June 01, 2023

Having a child together is perhaps the most intimate thing a couple can do. For many couples, part of the joy of having a baby is knowing that the person they love most in the world is genetically linked to their child. Reciprocal IVF is a fertility protocol that offers both partners to be a biological part of their baby’s development.

How Does Reciprocal IVF Work?

In reciprocal IVF or co-maternity, one partner provides the egg, which is retrieved during an IVF procedure. The eggs are fertilized, and embryos are created. One of these embryos is then transferred to the other partner, who then carries the pregnancy. Because reciprocal IVF allows both parents to participate in and support the pregnancy physically, it is a beautiful option for families who place a high value on the physiology of parenthood.

Step 1: Choosing the Donor and Gestational Parent

Reciprocal IVF starts just like standard IVF, but before any procedures occur, the partners must first choose a sperm donor and work with their fertility doctor to decide which partner will provide the egg and which will carry the pregnancy. Sometimes it’s an obvious choice—if one partner wants to be pregnant and the other doesn’t, for example, or if one has health conditions that make one or the other role dangerous or impossible. More often, however, it’s a matter of having fertility assessments done and deciding who best suits each role, health-wise.

Step 2A: Egg Retrieval and Fresh Embryo Transfer

Once the partners have decided who will provide the egg, there are two ways to do reciprocal IVF: fresh embryo transfer and frozen embryo transfer.

In a fresh transfer (meaning that the embryos aren’t frozen before being transferred), both partners start by taking birth control pills on the same cycle to sync up their menstrual cycles. The partner providing the egg—let’s call them Partner A—begins a course of fertility drugs to stimulate egg production and maturation. Depending on health factors, Partner B may or may not take medications to help prep their body to receive the embryo transfer.

Once the couple’s cycles are synced up (generally taking 6-9 weeks), Partner A goes in for an egg retrieval procedure—an outpatient surgery performed in a doctor’s office or fertility clinic. The retrieved eggs are immediately fertilized with the couple’s donor sperm and grown in a lab for about a week. Then, Partner B will go in for an embryo transfer, and the couple will wait ten days to two weeks to find out if the transfer was successful.

Step 2B: Egg Retrieval and Frozen Embryo Transfer

For a frozen transfer, Partner A will start a standard IVF cycle with ovarian stimulation, medication support for egg maturation as necessary, and egg retrieval.

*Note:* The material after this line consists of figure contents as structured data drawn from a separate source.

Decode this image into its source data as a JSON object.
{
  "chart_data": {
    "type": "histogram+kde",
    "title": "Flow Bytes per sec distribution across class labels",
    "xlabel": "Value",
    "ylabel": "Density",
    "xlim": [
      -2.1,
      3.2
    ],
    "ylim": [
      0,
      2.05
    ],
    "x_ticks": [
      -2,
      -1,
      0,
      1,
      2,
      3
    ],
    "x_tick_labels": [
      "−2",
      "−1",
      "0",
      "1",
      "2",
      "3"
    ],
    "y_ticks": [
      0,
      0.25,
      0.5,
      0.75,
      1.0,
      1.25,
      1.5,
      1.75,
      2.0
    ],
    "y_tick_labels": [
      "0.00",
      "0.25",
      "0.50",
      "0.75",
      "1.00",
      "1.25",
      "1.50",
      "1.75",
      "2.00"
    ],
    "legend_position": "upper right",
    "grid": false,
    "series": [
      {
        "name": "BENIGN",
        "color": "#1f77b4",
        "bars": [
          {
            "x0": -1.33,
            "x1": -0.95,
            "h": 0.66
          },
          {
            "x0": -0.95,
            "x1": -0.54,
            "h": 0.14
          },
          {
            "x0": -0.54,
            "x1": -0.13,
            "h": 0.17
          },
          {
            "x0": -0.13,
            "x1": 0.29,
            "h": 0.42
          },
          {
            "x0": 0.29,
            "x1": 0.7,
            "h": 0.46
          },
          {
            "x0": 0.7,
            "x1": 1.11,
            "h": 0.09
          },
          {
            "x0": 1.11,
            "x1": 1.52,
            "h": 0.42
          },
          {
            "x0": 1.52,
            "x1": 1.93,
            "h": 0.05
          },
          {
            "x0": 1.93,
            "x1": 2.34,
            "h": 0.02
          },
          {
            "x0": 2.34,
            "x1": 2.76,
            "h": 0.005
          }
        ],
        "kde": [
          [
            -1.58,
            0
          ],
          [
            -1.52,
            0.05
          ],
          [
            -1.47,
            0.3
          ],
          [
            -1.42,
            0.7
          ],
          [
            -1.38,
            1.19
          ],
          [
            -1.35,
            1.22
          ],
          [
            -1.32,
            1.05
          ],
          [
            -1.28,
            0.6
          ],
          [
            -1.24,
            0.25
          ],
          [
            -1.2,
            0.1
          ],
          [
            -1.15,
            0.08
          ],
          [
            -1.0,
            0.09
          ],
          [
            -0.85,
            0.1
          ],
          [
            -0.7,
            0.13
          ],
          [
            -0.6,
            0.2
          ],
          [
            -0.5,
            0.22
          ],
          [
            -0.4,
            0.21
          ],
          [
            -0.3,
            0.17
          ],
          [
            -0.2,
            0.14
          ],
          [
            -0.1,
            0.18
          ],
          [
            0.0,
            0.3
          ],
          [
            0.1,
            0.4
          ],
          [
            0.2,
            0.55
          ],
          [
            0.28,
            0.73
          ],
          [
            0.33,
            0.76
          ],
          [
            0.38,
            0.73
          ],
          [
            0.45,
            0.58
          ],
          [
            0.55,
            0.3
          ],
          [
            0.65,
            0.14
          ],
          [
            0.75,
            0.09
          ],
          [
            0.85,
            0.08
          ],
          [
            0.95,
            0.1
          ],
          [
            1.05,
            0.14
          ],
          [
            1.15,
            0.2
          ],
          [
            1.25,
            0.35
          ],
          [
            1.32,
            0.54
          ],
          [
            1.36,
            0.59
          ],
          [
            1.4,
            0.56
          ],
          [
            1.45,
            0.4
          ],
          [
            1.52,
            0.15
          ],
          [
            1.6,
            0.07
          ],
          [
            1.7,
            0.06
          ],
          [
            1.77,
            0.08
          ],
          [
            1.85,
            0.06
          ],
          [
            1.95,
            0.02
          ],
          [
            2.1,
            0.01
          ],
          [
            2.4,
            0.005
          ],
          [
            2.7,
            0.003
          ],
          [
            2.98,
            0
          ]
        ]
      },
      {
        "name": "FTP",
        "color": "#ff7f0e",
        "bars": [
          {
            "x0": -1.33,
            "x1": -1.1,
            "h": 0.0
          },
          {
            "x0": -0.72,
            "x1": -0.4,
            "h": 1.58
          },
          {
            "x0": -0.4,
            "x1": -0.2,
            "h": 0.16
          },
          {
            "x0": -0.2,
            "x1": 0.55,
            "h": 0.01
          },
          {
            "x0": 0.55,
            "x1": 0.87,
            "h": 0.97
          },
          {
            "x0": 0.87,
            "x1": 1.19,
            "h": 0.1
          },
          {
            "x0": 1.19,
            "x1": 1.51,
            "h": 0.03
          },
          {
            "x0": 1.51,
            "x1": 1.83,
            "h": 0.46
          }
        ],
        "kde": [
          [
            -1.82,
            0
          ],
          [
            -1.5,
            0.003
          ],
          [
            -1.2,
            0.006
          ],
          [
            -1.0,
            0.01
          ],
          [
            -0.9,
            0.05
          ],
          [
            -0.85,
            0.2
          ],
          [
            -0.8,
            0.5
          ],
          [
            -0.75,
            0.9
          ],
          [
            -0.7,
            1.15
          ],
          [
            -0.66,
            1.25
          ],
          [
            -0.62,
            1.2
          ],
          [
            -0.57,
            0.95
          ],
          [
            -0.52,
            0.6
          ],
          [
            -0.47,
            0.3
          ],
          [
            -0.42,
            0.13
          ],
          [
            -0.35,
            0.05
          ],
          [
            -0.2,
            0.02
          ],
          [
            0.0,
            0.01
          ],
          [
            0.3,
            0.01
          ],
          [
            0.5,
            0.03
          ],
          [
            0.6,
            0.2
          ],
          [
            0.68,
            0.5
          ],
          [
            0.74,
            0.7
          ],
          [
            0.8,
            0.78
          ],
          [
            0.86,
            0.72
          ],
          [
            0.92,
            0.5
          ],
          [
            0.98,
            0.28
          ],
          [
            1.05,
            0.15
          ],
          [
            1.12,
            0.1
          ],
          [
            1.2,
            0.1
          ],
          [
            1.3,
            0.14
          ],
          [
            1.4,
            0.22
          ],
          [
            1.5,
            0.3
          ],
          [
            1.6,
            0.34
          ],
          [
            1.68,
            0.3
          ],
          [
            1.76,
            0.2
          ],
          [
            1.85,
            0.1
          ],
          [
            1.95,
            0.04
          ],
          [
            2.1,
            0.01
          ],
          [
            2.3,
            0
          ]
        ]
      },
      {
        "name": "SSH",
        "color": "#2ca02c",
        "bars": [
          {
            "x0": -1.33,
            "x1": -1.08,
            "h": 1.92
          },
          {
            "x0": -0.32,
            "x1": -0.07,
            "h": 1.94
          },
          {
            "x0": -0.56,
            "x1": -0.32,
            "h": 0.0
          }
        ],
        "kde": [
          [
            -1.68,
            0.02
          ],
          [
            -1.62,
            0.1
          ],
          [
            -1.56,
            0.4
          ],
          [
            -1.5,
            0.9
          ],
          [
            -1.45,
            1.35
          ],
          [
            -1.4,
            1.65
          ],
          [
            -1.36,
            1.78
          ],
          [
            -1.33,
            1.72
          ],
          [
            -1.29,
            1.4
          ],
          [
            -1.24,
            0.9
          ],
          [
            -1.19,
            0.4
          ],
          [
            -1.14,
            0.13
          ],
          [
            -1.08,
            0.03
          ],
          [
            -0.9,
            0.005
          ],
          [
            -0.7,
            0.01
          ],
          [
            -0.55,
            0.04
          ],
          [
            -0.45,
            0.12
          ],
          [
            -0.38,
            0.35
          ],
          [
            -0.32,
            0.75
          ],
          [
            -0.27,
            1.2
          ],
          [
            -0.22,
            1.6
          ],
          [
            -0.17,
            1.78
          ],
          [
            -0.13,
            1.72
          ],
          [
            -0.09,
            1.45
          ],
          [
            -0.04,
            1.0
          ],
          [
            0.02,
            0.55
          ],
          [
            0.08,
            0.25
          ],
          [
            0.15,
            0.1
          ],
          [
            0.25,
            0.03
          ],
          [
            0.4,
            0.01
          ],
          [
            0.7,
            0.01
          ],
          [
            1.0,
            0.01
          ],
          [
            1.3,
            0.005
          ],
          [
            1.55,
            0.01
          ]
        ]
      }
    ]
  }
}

This process takes one to two weeks. Once Partner A has undergone egg retrieval, the eggs are then fertilized with the couple’s donor sperm to create embryos (this takes about five days). Typically, embryos are then biopsied for genetic testing and frozen.

The embryos considered viable are then ready for implantation, so Partner B gets ready for a frozen embryo transfer. Sometimes this preparation includes taking fertility medications, depending on individual health circumstances, and embryo transfer occurs. Ten days to two weeks after the transfer, Partner B can take a pregnancy test to determine if the transfer was successful. 

Planning Considerations for Your Family’s Future

Partners who desire multiple children and are each physically capable of performing both roles may wish to switch roles for subsequent pregnancies so that both partners can experience every aspect of maternity.

If you’re considering reciprocal IVF, it’s worth consulting with a family law attorney to find out whether they recommend second-parent adoption for the non-gestational partner in your state.

One of the most exciting aspects of modern fertility medicine is couples’ ability to choose precisely how they want to build their families. The array of options regarding fertility treatments, donor genetic material, and non-traditional familial arrangements allows for unprecedented choice and agency. Co-maternity is one example of how science can serve and support every couple’s ability to grow their families as they wish.